The issue becomes one of ethics, for some agents – are they in the best interest of the agent or the seller? On one hand, if agents can sell their off-market listing to a buyer-client they bring in on their own, they can collect both sides of the commission rather than split it with another agent, or split the commission with an agent from their own brokerage; what often happens is agents reach out to their colleagues to see if they have any buyers who would be interested in their seller’s home.
Especially in cases where sellers need to move their property quickly, and there happen to be interested buyers available before the home is put on the MLS, this is an ideal situation. To some agents, the pocket listing provides sellers a pre-marketing service of their home, and a private one to interested buyers.
“Some real estate companies have a tremendous database of buyers who have clearly expressed interest in certain properties,” Sam Powell, an agent with Dream Town Realty, says. “So allowing them a kind of ‘sneak peek’ has been successful in driving traffic to a property before putting it onto the open market.”

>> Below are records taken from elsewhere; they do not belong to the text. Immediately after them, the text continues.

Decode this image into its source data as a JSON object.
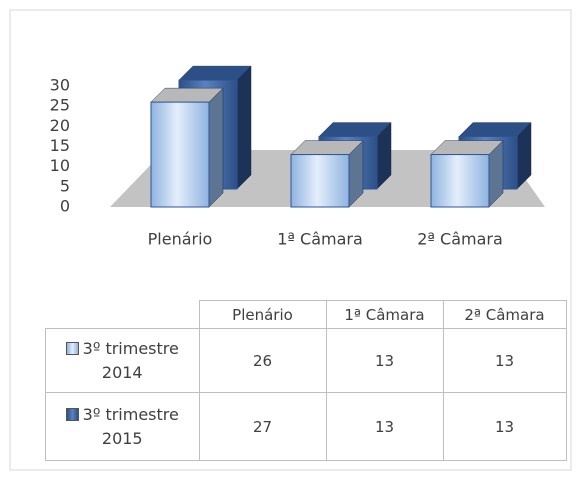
{
  "chart_data": {
    "type": "bar3d",
    "categories": [
      "Plenário",
      "1ª Câmara",
      "2ª Câmara"
    ],
    "series": [
      {
        "name": "3º trimestre 2014",
        "color": "#8fb3e0",
        "values": [
          26,
          13,
          13
        ]
      },
      {
        "name": "3º trimestre 2015",
        "color": "#2c4f86",
        "values": [
          27,
          13,
          13
        ]
      }
    ],
    "ylim": [
      0,
      30
    ],
    "yticks": [
      0,
      5,
      10,
      15,
      20,
      25,
      30
    ],
    "grid": false,
    "data_table": true
  }
}
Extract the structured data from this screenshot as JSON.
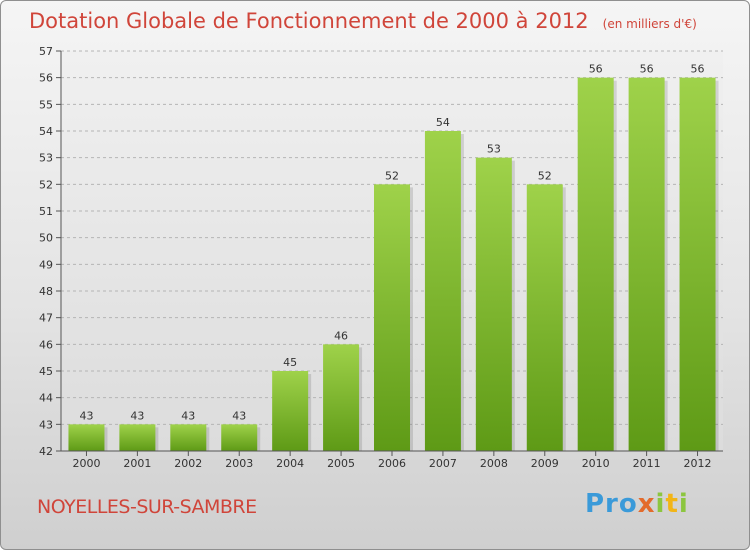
{
  "header": {
    "title": "Dotation Globale de Fonctionnement de 2000 à 2012",
    "units": "(en milliers d'€)"
  },
  "footer": {
    "commune": "NOYELLES-SUR-SAMBRE"
  },
  "logo": {
    "p1": "Pro",
    "p2": "x",
    "p3": "i",
    "p4": "t",
    "p5": "i"
  },
  "colors": {
    "bar_top": "#9fd24a",
    "bar_bottom": "#5e9a16",
    "title": "#d0453a"
  },
  "chart_data": {
    "type": "bar",
    "categories": [
      "2000",
      "2001",
      "2002",
      "2003",
      "2004",
      "2005",
      "2006",
      "2007",
      "2008",
      "2009",
      "2010",
      "2011",
      "2012"
    ],
    "values": [
      43,
      43,
      43,
      43,
      45,
      46,
      52,
      54,
      53,
      52,
      56,
      56,
      56
    ],
    "ylim": [
      42,
      57
    ],
    "yticks": [
      42,
      43,
      44,
      45,
      46,
      47,
      48,
      49,
      50,
      51,
      52,
      53,
      54,
      55,
      56,
      57
    ],
    "grid": true
  }
}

In a market where inventory is short, having a way of sharing a listing with an exclusive group first is an effective tool in some market areas. Some sellers would love to sell their home quickly, and some agents would love to sell it without staging, holding any open houses and all the other burdensome parts that go with selling. “Is there a chance we are missing out on a pool of buyers who would be willing to get into a bidding war? Of course we are, but at the end of the day, educating the seller about their options and how they would like to proceed is the goal, in my opinion,” Powell says.
On the other hand, Teresa Stultz of Premier Living Properties in South Elgin believes there are few advantages to pocket listings. “I don’t think not showing the home to multiple buyers in this market is always in the best interest of the seller,” she says.
Stultz says she is seeing marketing times of three days or less for a property, and multiple offers that often go over the asking price on regular sales and foreclosures. Not exposing your clients’ home to the marketplace may limit some potential good offers, and there’s little advantage to the seller unless they want to show their home to only pre-qualified special buyers, she says. This can help weed out those people who won’t qualify for lending and save the seller from wasting valuable time.